The Haemovores are equally confounding. They’re underwater vampires who have been slowly capturing and converting humans for hundreds of years, plucking them from ships and shorelines to slowly turn into blue-green sucker-faced monsters hiding away in the deeps. It’s an intriguing slant on traditional vampires, inspired partly by Alan Moore’s similar bloodsuckers in the “American Gothic” arc of Swamp Thing, but also picking up some of the vibe of Creature From The Black Lagoon and the evil mermen of H.P. Lovecraft’s “The Shadow Over Innsmouth.” There’s also a nice variant on the old repelled-by-crosses motif, in which what matters is not a crucifix per se but strong and genuine faith in something. That leads to several of the best moments in “The Curse Of Fenric,” including the death of Reverend Wainwright, who finds that regaining his faith in God doesn’t make up for his wartorn soul’s loss of faith in humanity, and the Russian soldier who successfully puts his faith in the hammer-and-sickle symbol of Communism. If Briggs had just stopped there, the Haemovores would have been terrific Doctor Who monsters—and even with the convoluted baggage he also stuck them with, they’re easily the best and most memorable villains to be introduced in the 1980s with the exception of the Mara of “Kinda.” But Briggs gilds the lily by shoehorning in a vaguely explained, left-field bit about the king of the Haemovores actually being the last representative of the future evolution of the human species, captured by Fenric and sent back to the far past, apparently to build a vampire army. The complication adds nothing to the story except to make it harder to follow what’s going on or to suspend your disbelief as the fantastical elements keep piling on. Combine that with the mishmash of Fenric, and the story becomes like a stew made out of randomly chosen items from the refrigerator with no thought given to whether any of the flavors complement each other. That’s ultimately why “The Curse Of Fenric” doesn’t stick in my mind even though I’ve seen it at least four times over the years—there doesn’t really seem to be anything at its center, no organizing motif or metaphor, no single dominating idea. It’s still pretty entertaining by the standards of 1980s Doctor Who, but that’s also the problem, in a nutshell, with 1980s Doctor Who. This is the best you’ve got? Maybe it really is time to let the show go dark for a while, then.

Stray observations

  • Because the original edit of “The Curse Of Fenric” ran too long for broadcast, it was cut down significantly, losing about 20 minutes or so from the first cut. Now, in the DVD era, there are several versions floating around—the original 1989 broadcast version, a later video edit made in the 1990s with extra material, and an even longer version released on DVD.

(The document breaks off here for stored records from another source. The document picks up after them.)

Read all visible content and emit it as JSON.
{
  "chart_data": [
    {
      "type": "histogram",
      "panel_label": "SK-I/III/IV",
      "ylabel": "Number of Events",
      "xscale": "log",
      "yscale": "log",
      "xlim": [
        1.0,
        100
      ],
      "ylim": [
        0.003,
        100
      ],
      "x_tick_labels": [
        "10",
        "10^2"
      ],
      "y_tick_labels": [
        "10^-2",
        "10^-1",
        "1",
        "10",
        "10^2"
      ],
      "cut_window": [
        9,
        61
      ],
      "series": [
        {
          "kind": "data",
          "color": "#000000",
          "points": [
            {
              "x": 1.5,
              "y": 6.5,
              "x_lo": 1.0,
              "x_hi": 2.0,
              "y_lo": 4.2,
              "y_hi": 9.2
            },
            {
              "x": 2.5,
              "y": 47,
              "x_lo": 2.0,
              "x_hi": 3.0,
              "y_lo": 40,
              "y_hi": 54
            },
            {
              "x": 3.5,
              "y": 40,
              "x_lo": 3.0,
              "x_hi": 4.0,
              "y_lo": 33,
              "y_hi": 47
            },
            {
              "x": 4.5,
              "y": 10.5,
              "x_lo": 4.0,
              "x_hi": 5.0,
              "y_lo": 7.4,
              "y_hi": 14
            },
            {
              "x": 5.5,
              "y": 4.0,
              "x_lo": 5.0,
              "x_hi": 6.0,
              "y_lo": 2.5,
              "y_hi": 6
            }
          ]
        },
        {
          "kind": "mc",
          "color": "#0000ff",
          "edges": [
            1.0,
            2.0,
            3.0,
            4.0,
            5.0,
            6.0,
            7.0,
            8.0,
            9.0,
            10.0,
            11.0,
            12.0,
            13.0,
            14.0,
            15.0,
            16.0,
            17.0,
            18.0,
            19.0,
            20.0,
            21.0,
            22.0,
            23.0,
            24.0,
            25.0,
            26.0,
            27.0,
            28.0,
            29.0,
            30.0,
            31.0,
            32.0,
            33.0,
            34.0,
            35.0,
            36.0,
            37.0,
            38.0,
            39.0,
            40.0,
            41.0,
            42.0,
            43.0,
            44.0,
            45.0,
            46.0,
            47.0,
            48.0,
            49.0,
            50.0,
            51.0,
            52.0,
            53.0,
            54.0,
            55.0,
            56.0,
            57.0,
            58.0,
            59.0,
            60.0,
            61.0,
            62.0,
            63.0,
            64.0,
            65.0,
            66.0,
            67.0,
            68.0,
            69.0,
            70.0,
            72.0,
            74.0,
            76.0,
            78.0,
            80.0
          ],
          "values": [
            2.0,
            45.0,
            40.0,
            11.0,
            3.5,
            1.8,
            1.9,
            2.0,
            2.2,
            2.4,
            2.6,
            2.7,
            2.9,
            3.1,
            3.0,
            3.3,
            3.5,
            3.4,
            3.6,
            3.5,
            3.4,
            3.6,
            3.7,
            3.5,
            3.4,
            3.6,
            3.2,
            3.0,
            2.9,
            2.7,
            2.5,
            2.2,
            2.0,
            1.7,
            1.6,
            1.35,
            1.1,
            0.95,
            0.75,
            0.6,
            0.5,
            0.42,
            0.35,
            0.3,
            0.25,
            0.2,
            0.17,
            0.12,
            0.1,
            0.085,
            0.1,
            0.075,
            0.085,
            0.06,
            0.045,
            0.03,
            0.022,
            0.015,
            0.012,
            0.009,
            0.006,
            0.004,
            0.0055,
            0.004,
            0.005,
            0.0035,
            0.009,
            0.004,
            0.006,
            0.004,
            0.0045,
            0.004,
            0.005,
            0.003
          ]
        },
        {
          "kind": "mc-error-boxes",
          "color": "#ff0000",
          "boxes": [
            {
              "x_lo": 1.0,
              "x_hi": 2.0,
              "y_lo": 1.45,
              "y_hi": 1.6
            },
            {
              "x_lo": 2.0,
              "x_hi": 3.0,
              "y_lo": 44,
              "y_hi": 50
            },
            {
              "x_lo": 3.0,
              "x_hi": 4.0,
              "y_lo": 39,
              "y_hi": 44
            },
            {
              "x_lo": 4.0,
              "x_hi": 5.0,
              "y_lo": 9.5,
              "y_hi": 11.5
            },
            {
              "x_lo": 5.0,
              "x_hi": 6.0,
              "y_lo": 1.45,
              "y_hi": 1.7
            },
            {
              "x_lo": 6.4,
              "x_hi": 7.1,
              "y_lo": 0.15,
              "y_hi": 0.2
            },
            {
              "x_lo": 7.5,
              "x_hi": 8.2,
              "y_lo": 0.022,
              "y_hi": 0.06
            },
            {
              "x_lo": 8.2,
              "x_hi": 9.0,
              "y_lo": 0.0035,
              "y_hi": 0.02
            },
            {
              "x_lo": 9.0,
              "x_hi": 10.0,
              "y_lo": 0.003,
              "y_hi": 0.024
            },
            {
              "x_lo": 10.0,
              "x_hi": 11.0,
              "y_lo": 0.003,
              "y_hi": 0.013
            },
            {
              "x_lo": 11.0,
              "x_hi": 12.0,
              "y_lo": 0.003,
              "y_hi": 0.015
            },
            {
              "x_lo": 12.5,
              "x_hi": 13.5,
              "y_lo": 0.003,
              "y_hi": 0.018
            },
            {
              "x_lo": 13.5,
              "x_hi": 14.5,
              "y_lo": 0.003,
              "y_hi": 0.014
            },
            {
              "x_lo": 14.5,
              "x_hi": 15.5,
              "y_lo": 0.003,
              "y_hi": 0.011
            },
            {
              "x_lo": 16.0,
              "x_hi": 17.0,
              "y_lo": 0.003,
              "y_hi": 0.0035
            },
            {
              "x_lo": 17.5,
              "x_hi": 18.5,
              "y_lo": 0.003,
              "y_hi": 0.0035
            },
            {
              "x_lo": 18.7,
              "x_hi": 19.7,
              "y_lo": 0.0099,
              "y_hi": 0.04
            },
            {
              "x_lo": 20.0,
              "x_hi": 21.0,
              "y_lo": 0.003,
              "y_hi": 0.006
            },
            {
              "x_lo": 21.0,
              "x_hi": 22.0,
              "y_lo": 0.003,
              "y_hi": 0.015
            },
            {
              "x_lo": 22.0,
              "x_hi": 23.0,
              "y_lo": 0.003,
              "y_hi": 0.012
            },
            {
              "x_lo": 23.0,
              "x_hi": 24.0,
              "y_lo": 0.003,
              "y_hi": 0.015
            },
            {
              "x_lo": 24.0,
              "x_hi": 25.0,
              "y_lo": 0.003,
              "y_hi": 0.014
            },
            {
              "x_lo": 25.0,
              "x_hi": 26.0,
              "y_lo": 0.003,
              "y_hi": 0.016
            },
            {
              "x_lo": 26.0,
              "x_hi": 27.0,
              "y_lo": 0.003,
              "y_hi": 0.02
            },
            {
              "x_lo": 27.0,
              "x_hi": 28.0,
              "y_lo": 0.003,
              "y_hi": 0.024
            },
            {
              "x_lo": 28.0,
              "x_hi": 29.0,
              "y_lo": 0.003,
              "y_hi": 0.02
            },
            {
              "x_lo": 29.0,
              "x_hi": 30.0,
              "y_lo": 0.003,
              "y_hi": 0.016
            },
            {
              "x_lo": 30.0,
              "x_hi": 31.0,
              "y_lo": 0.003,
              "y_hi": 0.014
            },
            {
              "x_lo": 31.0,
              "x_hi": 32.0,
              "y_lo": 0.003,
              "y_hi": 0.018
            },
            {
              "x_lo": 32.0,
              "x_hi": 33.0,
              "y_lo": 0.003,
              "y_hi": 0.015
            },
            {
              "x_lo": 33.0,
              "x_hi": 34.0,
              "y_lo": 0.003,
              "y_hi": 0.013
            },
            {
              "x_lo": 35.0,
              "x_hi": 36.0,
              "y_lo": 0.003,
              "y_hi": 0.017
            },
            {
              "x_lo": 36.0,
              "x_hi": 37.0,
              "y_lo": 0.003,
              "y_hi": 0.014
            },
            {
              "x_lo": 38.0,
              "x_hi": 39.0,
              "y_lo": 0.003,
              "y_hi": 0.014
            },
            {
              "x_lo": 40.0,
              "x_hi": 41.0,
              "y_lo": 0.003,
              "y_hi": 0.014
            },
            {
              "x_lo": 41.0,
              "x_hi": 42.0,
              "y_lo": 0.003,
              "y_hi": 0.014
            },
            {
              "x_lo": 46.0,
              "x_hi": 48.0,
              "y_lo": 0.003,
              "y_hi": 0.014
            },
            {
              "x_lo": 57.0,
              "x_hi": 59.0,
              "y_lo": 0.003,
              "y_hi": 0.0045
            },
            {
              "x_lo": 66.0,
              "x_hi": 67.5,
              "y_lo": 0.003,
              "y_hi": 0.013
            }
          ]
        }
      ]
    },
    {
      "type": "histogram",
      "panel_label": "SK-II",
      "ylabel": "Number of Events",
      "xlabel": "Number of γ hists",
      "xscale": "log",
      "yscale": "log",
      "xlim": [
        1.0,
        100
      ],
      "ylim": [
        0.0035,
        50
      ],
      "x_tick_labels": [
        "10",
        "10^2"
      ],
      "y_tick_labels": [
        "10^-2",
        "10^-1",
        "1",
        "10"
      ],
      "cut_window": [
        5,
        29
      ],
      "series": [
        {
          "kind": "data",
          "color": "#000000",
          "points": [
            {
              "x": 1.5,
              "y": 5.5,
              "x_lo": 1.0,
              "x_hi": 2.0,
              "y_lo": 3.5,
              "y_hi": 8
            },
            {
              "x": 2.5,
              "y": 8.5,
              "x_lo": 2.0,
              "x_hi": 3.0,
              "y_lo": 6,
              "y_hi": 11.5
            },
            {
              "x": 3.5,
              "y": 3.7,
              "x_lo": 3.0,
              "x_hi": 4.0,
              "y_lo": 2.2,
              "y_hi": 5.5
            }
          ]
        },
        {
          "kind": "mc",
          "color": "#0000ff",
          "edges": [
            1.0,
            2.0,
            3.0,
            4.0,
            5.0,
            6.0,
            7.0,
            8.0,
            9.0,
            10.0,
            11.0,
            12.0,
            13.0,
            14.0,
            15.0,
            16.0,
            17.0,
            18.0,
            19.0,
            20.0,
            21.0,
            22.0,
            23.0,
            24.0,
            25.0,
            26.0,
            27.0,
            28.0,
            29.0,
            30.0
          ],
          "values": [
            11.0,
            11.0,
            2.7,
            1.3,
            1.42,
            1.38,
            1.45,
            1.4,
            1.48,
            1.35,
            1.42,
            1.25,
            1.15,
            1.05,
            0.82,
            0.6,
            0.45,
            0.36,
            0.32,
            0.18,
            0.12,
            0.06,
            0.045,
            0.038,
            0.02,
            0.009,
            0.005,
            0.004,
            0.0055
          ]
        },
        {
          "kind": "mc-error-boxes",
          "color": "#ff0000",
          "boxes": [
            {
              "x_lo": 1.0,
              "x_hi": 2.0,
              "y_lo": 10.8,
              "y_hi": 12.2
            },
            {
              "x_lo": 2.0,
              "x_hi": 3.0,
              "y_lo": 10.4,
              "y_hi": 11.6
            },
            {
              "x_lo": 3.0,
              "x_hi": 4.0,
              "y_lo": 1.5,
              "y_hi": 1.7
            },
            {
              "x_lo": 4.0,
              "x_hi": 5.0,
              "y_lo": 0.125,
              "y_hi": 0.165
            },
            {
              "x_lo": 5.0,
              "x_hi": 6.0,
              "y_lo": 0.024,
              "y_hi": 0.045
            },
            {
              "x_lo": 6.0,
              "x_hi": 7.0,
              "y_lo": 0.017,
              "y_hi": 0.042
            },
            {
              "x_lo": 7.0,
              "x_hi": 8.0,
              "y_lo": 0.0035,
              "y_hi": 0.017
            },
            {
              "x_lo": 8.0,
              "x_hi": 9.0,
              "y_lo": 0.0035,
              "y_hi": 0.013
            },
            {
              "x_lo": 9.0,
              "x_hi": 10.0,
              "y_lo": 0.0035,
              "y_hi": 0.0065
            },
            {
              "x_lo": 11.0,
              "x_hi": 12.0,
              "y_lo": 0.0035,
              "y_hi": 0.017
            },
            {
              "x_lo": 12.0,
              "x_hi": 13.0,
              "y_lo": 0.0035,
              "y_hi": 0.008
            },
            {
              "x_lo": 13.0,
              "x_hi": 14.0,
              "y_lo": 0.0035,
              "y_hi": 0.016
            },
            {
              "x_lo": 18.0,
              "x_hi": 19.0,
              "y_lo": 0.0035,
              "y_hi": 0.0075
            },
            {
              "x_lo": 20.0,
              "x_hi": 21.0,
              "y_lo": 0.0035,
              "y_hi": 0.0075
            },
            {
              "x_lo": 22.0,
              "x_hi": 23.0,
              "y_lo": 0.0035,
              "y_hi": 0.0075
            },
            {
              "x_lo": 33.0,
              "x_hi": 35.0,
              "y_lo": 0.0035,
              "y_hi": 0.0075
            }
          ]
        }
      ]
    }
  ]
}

  • One other great bit riffing on the different kinds of faith that can repel vampires: The Doctor’s dialogue in episode three, which is mostly covered up by the soundtrack music: He’s reciting the names of his companions from earlier adventures, starting with Ian, Susan, and Barbara. Also note the earlier scene when McCoy talks with Ace’s grandmother about family, and he reveals indirectly that he no longer knows if Susan is alive. Guess he never did come back after abandoning her at the end of “Dalek Invasion Of Earth”
  • Upcoming schedule: We meet another Time Lord for the first time when the First Doctor meets The Monk, a rogue with a TARDIS and a plan to alter British history, in “The Time Meddler,” followed two weeks later when the Second Doctor tangles with the Ice Warriors in “The Seeds of Death,” after which the Third meets them again in “The Curse of Peladon.” Then we’ll hit the Davros-era Dalek tales in order, starting with “Genesis Of The Daleks,” and on through “Destiny,” “Resurrection,” “Revelation,” and “Remembrance”—interspersed with some non-Dalek material as well, including the First Doctor story “The War Machines.”